Sekeras apapun hati manusia, akan ada waktu untuk bisa berubah, Tari mengembuskan napasnya sekali lagi. Untuk yang satu ini ia tak yakin apakah bisa membuat hati ayahnya lebih melunak padanya.
Ibu jelas ada dalam genggamannya, namun ayah, pria itu tak pernah sekalipun melarangnya, marah, memaki kecuali beberapa jam yang lalu sebelum akhirnya ia melarikan diri ke luar.
Duduk bego di taman tanpa tahu harus berbuat apa selain melamunkan kisah cintanya dengan Arya. Bagaimanapun juga ia sudah lama menginginkan bersama dengan pria itu.
Padahal sudah banyak purnama dihabiskan Tari untuk berhenti mencintai, namun tetap saja rasa itu tumbuh di ujung hati, ia pernah berpacaran dengan Ahim dan berujung disakiti. Hal itu membuat Tari kembali mengingat, kisah cintanya mungkin ditakdirkan serumit itu.

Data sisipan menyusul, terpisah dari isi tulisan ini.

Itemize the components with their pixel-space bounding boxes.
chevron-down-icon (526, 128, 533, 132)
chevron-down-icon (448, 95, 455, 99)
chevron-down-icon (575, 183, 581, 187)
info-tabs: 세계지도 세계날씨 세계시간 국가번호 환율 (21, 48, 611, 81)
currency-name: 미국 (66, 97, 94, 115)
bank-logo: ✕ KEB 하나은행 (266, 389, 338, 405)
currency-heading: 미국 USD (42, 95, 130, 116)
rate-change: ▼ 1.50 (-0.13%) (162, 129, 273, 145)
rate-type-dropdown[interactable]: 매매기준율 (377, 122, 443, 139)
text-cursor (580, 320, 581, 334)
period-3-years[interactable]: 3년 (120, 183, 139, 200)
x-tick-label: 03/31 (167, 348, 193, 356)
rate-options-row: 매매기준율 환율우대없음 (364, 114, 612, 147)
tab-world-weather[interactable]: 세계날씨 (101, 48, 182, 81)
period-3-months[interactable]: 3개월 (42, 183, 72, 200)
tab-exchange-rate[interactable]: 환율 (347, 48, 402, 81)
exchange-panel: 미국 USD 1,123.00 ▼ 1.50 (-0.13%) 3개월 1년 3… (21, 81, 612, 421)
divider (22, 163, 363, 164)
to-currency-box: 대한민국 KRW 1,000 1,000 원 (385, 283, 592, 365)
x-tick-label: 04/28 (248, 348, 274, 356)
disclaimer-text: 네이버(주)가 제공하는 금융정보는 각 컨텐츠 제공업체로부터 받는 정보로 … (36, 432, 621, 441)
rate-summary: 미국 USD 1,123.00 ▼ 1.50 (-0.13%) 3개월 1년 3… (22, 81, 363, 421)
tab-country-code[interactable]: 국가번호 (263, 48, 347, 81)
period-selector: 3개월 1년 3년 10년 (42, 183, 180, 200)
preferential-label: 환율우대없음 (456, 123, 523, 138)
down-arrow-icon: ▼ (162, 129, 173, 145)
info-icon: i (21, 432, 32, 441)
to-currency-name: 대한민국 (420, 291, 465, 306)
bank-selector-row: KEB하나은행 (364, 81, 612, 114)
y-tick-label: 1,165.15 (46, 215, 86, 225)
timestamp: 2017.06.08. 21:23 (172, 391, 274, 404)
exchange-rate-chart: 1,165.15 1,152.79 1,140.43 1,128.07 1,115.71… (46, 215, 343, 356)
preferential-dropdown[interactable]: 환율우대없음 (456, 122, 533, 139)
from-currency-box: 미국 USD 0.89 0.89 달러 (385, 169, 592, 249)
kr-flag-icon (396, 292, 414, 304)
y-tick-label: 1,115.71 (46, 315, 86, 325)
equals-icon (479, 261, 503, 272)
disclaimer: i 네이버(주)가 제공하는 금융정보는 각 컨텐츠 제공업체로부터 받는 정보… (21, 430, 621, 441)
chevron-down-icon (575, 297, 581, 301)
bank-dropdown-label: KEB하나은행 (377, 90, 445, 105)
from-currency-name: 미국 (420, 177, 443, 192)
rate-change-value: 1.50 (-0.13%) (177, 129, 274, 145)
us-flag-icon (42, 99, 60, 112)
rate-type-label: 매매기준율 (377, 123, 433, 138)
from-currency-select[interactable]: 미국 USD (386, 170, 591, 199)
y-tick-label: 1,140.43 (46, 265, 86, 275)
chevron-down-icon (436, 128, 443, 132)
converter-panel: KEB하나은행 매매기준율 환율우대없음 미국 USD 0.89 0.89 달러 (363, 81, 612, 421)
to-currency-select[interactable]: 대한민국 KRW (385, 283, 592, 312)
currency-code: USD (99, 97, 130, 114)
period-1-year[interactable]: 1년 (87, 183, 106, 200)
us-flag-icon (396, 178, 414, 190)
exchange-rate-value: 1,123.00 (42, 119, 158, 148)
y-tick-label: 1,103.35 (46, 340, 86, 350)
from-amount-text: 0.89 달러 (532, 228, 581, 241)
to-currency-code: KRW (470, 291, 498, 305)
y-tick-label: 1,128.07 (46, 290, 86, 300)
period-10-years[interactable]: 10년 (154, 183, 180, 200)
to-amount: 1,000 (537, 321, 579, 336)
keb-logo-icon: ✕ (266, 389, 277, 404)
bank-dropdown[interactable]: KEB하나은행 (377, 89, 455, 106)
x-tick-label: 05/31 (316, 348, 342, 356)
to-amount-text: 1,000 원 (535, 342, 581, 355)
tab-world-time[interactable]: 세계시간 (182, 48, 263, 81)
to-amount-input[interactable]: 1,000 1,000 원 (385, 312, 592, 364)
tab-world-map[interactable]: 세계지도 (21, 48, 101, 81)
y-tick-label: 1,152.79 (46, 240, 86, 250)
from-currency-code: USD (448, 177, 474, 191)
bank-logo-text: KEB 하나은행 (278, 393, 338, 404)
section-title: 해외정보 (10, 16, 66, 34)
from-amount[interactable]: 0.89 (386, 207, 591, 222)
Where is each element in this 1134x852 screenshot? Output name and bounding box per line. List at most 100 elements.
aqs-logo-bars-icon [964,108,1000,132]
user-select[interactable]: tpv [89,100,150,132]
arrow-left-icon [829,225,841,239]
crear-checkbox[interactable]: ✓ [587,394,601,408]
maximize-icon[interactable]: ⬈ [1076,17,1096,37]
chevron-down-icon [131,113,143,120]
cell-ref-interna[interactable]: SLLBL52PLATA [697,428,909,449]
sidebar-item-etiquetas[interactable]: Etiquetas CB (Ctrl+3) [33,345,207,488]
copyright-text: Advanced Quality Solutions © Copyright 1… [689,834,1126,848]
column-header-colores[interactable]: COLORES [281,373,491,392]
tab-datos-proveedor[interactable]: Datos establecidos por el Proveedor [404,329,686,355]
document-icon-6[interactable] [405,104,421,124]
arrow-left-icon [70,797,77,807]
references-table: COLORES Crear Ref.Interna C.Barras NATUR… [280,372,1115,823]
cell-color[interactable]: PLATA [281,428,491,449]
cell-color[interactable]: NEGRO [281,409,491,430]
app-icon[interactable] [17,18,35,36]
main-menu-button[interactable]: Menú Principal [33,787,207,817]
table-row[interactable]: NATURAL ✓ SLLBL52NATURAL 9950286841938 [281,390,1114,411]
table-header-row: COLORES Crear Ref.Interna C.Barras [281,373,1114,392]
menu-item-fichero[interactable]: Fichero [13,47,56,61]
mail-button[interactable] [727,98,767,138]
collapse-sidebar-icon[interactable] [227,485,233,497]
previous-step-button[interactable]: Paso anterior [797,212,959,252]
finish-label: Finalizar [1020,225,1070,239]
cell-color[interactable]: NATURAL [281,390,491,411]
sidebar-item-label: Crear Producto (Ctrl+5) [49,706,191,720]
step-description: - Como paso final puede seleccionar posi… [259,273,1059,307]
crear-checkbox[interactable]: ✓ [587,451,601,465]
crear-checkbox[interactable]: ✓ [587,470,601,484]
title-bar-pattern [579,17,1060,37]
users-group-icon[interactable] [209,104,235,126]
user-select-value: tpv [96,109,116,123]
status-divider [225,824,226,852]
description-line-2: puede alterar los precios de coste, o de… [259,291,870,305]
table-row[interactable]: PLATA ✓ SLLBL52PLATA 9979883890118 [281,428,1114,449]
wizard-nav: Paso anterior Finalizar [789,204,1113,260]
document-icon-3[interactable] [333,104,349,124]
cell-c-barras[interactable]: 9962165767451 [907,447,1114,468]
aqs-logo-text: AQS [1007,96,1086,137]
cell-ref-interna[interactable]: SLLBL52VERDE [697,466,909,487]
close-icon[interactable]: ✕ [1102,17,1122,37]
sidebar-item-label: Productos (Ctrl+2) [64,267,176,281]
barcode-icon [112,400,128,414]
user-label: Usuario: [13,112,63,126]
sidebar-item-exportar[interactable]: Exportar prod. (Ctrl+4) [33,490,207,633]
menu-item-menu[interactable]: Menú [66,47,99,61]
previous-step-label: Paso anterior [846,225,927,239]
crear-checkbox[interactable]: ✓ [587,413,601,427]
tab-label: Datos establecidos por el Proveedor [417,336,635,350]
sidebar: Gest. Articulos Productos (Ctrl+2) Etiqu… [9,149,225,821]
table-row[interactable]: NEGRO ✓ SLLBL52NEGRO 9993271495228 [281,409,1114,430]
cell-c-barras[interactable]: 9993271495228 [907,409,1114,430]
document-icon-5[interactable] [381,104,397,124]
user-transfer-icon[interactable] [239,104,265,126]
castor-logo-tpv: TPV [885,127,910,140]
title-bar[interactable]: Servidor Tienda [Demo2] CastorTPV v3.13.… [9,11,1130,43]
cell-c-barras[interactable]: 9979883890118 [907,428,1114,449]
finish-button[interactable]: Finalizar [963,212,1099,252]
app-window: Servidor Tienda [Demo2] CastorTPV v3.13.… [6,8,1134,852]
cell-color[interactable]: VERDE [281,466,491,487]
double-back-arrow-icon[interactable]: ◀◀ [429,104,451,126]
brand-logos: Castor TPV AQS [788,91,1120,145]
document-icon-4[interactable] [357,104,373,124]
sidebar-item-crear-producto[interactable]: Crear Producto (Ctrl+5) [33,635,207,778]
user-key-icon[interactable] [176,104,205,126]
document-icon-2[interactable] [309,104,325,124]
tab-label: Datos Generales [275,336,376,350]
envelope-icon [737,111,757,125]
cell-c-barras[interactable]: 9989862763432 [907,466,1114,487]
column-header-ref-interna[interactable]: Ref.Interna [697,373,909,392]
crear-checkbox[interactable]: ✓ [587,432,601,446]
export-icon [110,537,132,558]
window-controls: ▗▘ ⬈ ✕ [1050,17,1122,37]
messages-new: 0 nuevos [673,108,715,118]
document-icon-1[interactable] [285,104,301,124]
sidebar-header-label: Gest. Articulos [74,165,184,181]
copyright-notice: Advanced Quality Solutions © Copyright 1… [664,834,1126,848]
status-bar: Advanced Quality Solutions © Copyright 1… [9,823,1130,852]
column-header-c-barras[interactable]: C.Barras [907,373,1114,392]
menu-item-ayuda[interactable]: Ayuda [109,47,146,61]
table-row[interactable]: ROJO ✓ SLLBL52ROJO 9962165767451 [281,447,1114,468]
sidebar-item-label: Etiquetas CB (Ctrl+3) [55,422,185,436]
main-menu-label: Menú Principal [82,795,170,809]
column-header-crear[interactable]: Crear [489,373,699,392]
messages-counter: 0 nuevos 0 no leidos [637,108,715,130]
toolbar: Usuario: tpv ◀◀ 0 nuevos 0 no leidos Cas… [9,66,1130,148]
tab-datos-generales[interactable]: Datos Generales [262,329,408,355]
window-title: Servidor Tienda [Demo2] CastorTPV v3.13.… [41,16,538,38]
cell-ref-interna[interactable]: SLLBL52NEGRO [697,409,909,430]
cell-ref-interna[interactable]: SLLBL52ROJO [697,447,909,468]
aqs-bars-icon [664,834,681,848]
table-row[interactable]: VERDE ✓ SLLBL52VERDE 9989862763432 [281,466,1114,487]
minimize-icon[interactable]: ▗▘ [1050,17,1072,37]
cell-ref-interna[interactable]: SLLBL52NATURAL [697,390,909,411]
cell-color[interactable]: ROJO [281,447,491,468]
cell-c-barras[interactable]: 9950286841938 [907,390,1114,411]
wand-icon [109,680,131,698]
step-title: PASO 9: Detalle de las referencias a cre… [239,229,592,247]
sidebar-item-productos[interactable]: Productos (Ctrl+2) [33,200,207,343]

Ia mencintai Arya, namun selalu ada saja batu sandungan yang membuat mereka tak kunjung bisa bersama. Nggak perlu memikirkan Abimanyu, karena sejak awal dipertemukan, Tari sudah tidak ingin bersama pria itu.
Ia tak pernah bisa membuka hati apalagi pada pria yang bahkan tak pernah tahu apakah ia dicintai atau hanya untuk disakiti, dipermainkan?
Bagi Tari semua cowok sama saja setelah ia kehilangan Arya dan disakiti Ahim. Lalu, menyerahkan diri pada Abi yang sejak dahulu menjadikannya sebagai bahan candaan?
Come on, apa mungkin pernikahan mereka juga bakal jadi candaan?
"Minum dulu, biar kamu tenang." Arya mengulurkan satu cup coklat panas di hadapan gadis itu.
Tari menerimanya, pria itu duduk di samping Tari, melepas jaketnya lalu melingkupi Tari dengan jaket tersebut. Belum cukup, Arya melingkarkan lengannya di sekitar pundak Tari.
Tari melirik, terdiam tak berkomentar atas satu perlakuan Arya malam itu. "Dingin, jadi biar kamu anget. Kamu juga belom makan, kan tadi?"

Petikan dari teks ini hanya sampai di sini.